Al caer el sol de ese domingo de invierno sombrío, adverso y duro, El Califa se dirigió hacia los arrabales de la ciudad, al edificio de la prisión de Benalúa. Era una estructura de piedra y muros altos, en cuyos extremos despuntaban las garitas de los boqueras. Conocía bien aquello, no en vano estuvo varios brejes cuando lo tangaron por bajarse al moro. Un monstruo cuadrado con cuatro inmensos ojos.
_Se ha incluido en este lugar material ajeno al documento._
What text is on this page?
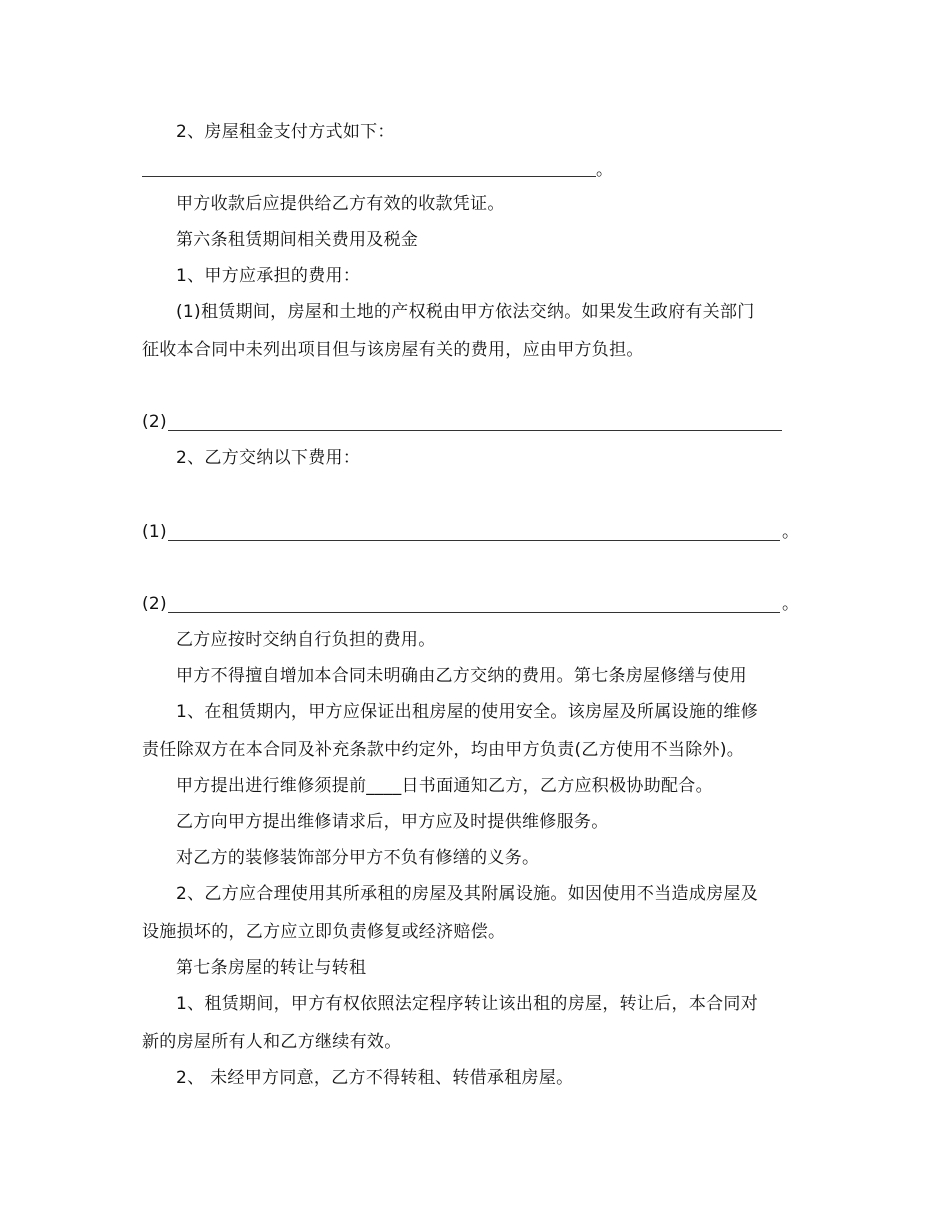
2、房屋租金支付方式如下：
。
甲方收款后应提供给乙方有效的收款凭证。
第六条租赁期间相关费用及税金
1、甲方应承担的费用：
(1)租赁期间，房屋和土地的产权税由甲方依法交纳。如果发生政府有关部门
征收本合同中未列出项目但与该房屋有关的费用，应由甲方负担。
(2)
2、乙方交纳以下费用：
(1)	。
(2)	。
乙方应按时交纳自行负担的费用。
甲方不得擅自增加本合同未明确由乙方交纳的费用。第七条房屋修缮与使用
1、在租赁期内，甲方应保证出租房屋的使用安全。该房屋及所属设施的维修
责任除双方在本合同及补充条款中约定外，均由甲方负责(乙方使用不当除外)。
甲方提出进行维修须提前____日书面通知乙方，乙方应积极协助配合。
乙方向甲方提出维修请求后，甲方应及时提供维修服务。
对乙方的装修装饰部分甲方不负有修缮的义务。
2、乙方应合理使用其所承租的房屋及其附属设施。如因使用不当造成房屋及
设施损坏的，乙方应立即负责修复或经济赔偿。
第七条房屋的转让与转租
1、租赁期间，甲方有权依照法定程序转让该出租的房屋，转让后，本合同对
新的房屋所有人和乙方继续有效。
2、 未经甲方同意，乙方不得转租、转借承租房屋。
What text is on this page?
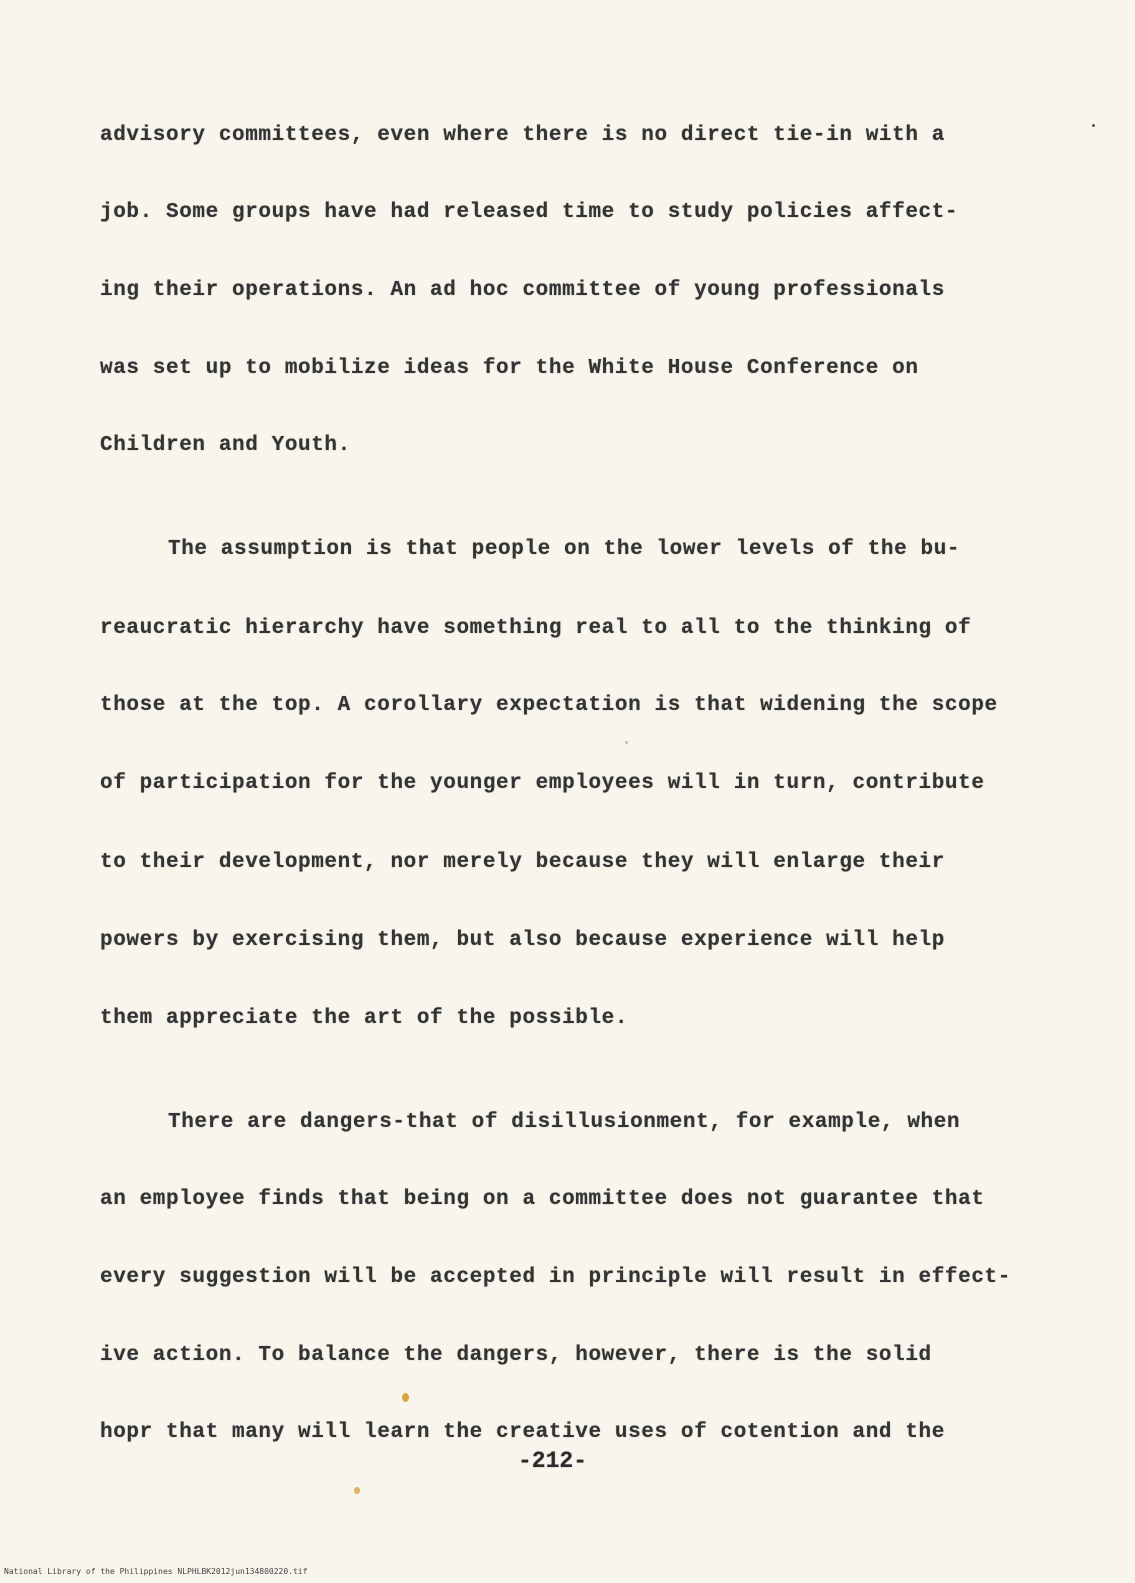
advisory committees, even where there is no direct tie-in with a
job. Some groups have had released time to study policies affect-
ing their operations. An ad hoc committee of young professionals
was set up to mobilize ideas for the White House Conference on
Children and Youth.
The assumption is that people on the lower levels of the bu-
reaucratic hierarchy have something real to all to the thinking of
those at the top. A corollary expectation is that widening the scope
of participation for the younger employees will in turn, contribute
to their development, nor merely because they will enlarge their
powers by exercising them, but also because experience will help
them appreciate the art of the possible.
There are dangers-that of disillusionment, for example, when
an employee finds that being on a committee does not guarantee that
every suggestion will be accepted in principle will result in effect-
ive action. To balance the dangers, however, there is the solid
hopr that many will learn the creative uses of cotention and the
-212-
National Library of the Philippines NLPHLBK2012jun134800220.tif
Junto a la puerta principal de la fachada pudo leer la inscripción: “Centro penitenciario de detención de hombres. Penal de Benalúa”. Pasó de largo recapacitando porqué nunca se había fijado en ese jodido cartel. Le hubiera ahorrado algún disgusto.
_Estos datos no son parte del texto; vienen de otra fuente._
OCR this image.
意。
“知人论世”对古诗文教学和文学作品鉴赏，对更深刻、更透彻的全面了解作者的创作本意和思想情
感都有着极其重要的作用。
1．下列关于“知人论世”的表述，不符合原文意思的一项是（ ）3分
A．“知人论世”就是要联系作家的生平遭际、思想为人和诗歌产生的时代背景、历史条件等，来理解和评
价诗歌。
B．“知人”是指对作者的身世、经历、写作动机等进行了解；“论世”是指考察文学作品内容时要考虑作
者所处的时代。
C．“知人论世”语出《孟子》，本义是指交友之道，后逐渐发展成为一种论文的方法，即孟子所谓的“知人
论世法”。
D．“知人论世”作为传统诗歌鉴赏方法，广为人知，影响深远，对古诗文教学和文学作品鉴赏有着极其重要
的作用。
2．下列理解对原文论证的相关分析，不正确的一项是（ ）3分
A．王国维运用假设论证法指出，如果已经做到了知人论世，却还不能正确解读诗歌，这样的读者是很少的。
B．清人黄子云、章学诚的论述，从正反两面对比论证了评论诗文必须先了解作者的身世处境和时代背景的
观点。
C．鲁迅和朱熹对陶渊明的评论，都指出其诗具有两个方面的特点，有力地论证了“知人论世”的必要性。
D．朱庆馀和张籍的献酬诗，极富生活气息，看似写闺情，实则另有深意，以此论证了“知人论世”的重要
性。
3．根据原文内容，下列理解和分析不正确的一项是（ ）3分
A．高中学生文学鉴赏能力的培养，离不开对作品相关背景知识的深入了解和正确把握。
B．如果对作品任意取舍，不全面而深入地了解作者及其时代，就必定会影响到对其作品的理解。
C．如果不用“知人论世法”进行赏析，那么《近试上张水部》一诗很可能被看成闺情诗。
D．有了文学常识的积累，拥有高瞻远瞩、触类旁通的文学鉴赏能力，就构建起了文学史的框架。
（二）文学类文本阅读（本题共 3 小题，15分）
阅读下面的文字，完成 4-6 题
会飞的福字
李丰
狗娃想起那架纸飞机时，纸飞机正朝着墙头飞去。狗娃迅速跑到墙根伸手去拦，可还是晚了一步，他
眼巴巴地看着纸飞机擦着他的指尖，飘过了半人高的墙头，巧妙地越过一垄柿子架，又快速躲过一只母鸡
A las seis de la tarde ya había tomado posición en el lugar fijado, en la calle Los Doscientos. Estaba a mitad de vista entre las dos garitas y el lugar, para ciertos trapicheos, era inmejorable. El Califa llevaba una revista bajo el brazo y anduvo paseando junto a la acera del gran muro simulando esperar el paso de algún peseto. De repente, una pelota de tenis cayó, como por azar, al ladito justo de su canilla izquierda. El Califa era flaco y ajado como los picoletos de Chafarinas, pero lo suyo era debido al jaco, que lo tenía abrigado entre sueños y amarguras. El Cucharilla había sido puntual. Se inclinó a recogerla y, aún de cuclillas, levantó la cabeza y revisó las dos garitas de los extremos del muro. Nadie pareció haber notado nada, excepto un chiquillo rubio rizado que, desde el séptimo piso del edificio de enfrente, miraba a través de los barrotes de su balcón. Rápidamente se levantó, sacó del bolsillo de la chupa otra pelota similar y la arrojó en un segundo al interior del patio del talego.
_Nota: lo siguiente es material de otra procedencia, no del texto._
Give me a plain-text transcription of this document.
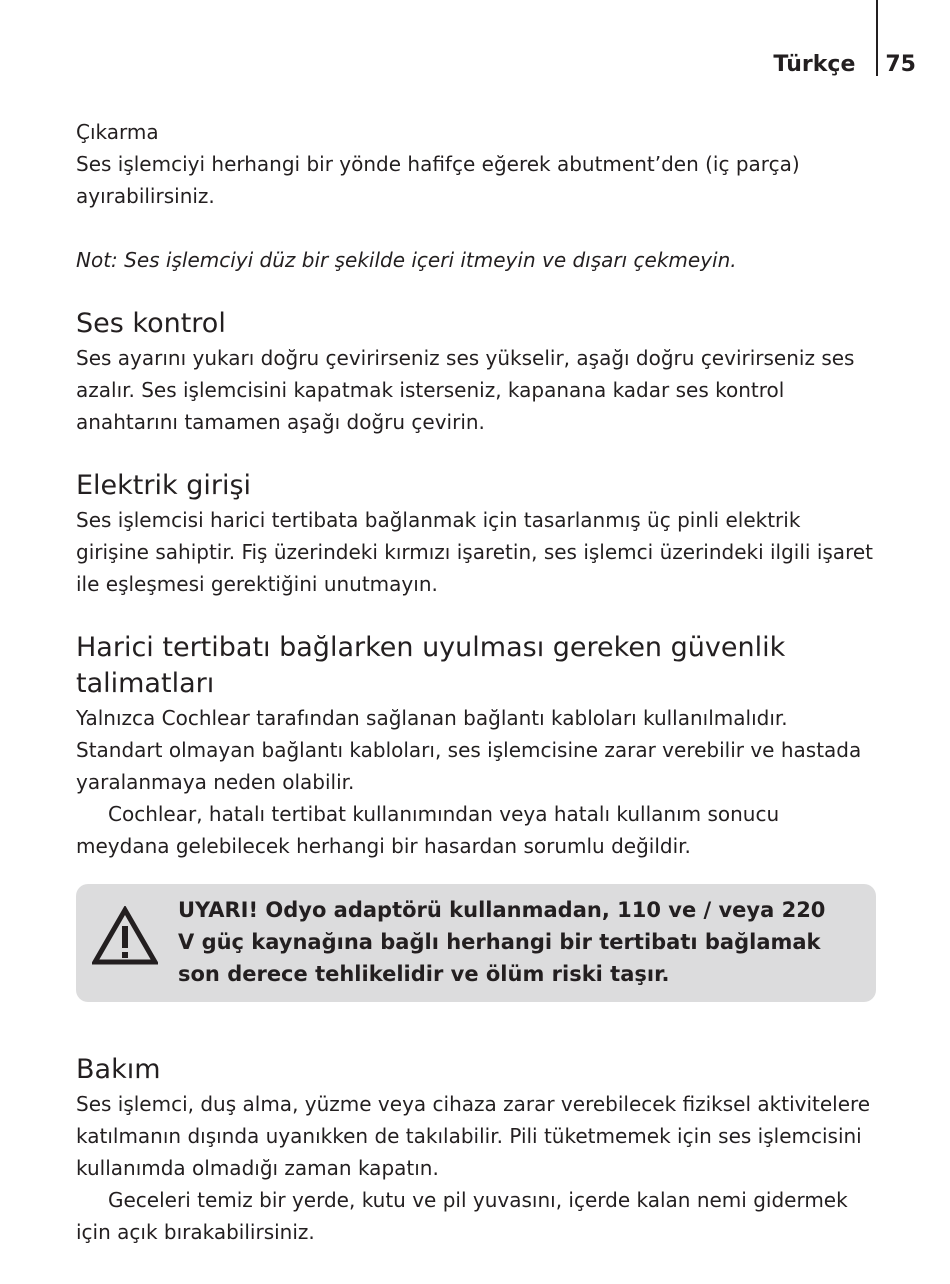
Türkçe 75

Çıkarma

Ses işlemciyi herhangi bir yönde hafifçe eğerek abutment’den (iç parça) ayırabilirsiniz.

Not: Ses işlemciyi düz bir şekilde içeri itmeyin ve dışarı çekmeyin.

Ses kontrol

Ses ayarını yukarı doğru çevirirseniz ses yükselir, aşağı doğru çevirirseniz ses azalır. Ses işlemcisini kapatmak isterseniz, kapanana kadar ses kontrol anahtarını tamamen aşağı doğru çevirin.

Elektrik girişi

Ses işlemcisi harici tertibata bağlanmak için tasarlanmış üç pinli elektrik girişine sahiptir. Fiş üzerindeki kırmızı işaretin, ses işlemci üzerindeki ilgili işaret ile eşleşmesi gerektiğini unutmayın.

Harici tertibatı bağlarken uyulması gereken güvenlik talimatları

Yalnızca Cochlear tarafından sağlanan bağlantı kabloları kullanılmalıdır. Standart olmayan bağlantı kabloları, ses işlemcisine zarar verebilir ve hastada yaralanmaya neden olabilir.

Cochlear, hatalı tertibat kullanımından veya hatalı kullanım sonucu meydana gelebilecek herhangi bir hasardan sorumlu değildir.

UYARI! Odyo adaptörü kullanmadan, 110 ve / veya 220 V güç kaynağına bağlı herhangi bir tertibatı bağlamak son derece tehlikelidir ve ölüm riski taşır.
Bakım

Ses işlemci, duş alma, yüzme veya cihaza zarar verebilecek fiziksel aktivitelere katılmanın dışında uyanıkken de takılabilir. Pili tüketmemek için ses işlemcisini kullanımda olmadığı zaman kapatın.

Geceleri temiz bir yerde, kutu ve pil yuvasını, içerde kalan nemi gidermek için açık bırakabilirsiniz.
Entonces se alejó del lugar. Tuvo que cogerse su voluntad con las manos por el interior de los bolsillos del vaquero para evitar emprender una carrera alocada que lo delataría. La sangre parecía desbordarle las venas; las pulsaciones martilleaban sus cañerías como cuando le bacilaba un pico de caballo. Había cumplido con El Cucharilla. En la pelota de tenis le enviaba veinte papelinas de caballo, treinta gramos de hachís mal pesado, y cinco tiros de farlopa cortada.
El Cucharilla tendría para ganarse la vida durante un tiempo. Era el precio a pagar por los amigos y la protección en el talego. Desde el balcón, el niño rubio rizado lo vio alejarse hasta perderse por el final de la calle rumbo a ninguna parte.